Patients Should Not Have to Wait Until 2028 for Accountability

 Prescription drug prices keep rising, driven in part by a system in which pharmacy benefit managers (PBMs) sit at the center—controlling which drugs are covered, what pharmacies are paid, and what patients ultimately spend. Yet their profits are tied to higher prices, not lower ones, creating a system where the middleman benefits when costs rise. As long as those incentives remain hidden, patients are left paying the bill with no way to challenge it. Bringing transparency to PBM pricing and compensation is the first step to exposing these misaligned incentives and forcing the market to work in favor of patients rather than PBMs. Congress has taken steps in that direction, but the reforms will not go into effect until 2028, leaving state legislatures as patients’ hope for transparency in the meantime.

PBMs profit from high-priced drugs that offer rebates. Instead of passing those rebates on to patients, PBMs retain some or all of them, leaving patients paying more than they would for a generic alternative. In turn, brand-name manufacturers are incentivized to raise both prices and rebates, increasing what PBMs can capture at the patient’s expense.

Although PBMs are supposed to favor lower-cost generics and biosimilars, they often earn more from rebates than from serving patients. By prioritizing brand-name drugs over lower cost alternatives, PBMs create more opportunities to generate rebate-driven revenue.

PBMs also drive up costs for insurers and pharmacies—costs that are ultimately passed on to patients—by charging insurers more than they reimburse pharmacies, a practice known as spread pricing. This inflates insurance premiums while simultaneously reducing pharmacy revenue, fueling ongoing battles in state legislatures.

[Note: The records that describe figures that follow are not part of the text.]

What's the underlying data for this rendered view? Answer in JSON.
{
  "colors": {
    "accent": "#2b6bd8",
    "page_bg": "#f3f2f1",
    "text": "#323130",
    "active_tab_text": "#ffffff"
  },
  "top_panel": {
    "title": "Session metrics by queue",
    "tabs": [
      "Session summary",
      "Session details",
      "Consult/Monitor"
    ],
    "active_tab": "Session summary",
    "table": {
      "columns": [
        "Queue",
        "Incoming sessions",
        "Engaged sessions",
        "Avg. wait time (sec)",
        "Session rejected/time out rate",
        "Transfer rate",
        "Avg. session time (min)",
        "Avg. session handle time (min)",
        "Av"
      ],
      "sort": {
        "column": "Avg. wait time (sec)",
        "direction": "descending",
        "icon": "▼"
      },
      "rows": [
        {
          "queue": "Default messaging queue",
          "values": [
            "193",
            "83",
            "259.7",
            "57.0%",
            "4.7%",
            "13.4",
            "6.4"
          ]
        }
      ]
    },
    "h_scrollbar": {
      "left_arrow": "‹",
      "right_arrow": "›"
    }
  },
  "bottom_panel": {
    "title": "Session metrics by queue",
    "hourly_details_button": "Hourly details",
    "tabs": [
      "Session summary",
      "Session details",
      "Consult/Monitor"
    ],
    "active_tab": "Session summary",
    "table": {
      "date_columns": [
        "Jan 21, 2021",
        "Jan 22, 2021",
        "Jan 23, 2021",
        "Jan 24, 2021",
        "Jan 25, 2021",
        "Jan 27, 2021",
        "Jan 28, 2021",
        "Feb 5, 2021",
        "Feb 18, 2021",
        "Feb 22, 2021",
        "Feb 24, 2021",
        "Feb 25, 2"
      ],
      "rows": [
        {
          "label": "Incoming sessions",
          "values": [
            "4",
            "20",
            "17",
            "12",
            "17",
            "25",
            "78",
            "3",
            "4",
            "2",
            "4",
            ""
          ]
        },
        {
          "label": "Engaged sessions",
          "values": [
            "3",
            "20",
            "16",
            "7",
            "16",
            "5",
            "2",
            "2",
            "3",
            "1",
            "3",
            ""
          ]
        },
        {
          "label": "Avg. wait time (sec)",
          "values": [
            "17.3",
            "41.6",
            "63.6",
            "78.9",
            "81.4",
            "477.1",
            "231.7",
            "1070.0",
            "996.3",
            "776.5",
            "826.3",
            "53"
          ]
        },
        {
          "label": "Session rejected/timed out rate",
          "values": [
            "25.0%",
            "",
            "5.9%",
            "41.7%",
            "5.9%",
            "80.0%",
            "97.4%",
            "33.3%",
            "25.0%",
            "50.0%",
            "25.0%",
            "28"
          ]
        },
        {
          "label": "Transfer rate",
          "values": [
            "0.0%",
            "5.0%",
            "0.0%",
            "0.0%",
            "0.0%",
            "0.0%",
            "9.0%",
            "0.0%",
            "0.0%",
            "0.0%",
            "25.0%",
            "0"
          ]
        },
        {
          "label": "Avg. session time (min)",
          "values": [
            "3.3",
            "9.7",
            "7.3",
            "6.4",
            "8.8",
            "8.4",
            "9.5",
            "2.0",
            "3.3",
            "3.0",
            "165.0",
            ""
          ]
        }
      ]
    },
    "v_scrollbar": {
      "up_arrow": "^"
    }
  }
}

Spread pricing is one of several PBM practices pharmacies blame for the growing number of closures that reduce patient access to care. Between 2010 and 2021 nearly one-third of retail pharmacies closed. PBMs reimburse pharmacies for the medicines they dispense to patients. However, independent pharmacies are reimbursed at lower rates than PBM-affiliated pharmacies for generics and are often hit with excessive fees months after the PBM reimbursed them for a prescription, often leaving the pharmacy at a loss for the prescription.

PBMs have been able operate this way because they function in an opaque market where insurers, pharmacies, employers, and patients are disconnected from the true price of medicine. That can be changed by requiring PBMs to report pass-through rates and justify decisions to prioritize brand-name drugs over generics and biosimilars. With that information, patients, employers, and insurers can compare PBMs on meaningful metrics and choose those that prioritize lower drug costs.

Transparency works because it shifts the balance of leverage in negotiations. Once patients, employers, and insurers can see rebate retention, spread pricing, and net drug costs, they can stop rewarding PBMs that profit from higher prices and move to models that pass savings through. That pressure forces PBMs to compete on cost rather than hide in opaque market, because contracts become comparable and switching becomes feasible. Employers can demand pass-through pricing, avoid PBMs that steer patients to their affiliated pharmacies, and favor those that prioritize generics and biosimilars. When pricing is visible PBMs that lower costs win business, and those that rely on hidden margins lose it.

Fixing the problem means shedding light on this industry. Before federal requirements go into effect, state legislators can still act to require transparency from PBMs operating within their borders, including clear reporting on rebate pass-through and their prioritization of generics and name brands. Patients should not have to wait until 2028 for accountability.

Justin Leventhal is a senior policy analyst for the American Consumer Institute, a nonprofit education and research organization that advocates for consumers through evidence-based analysis and data.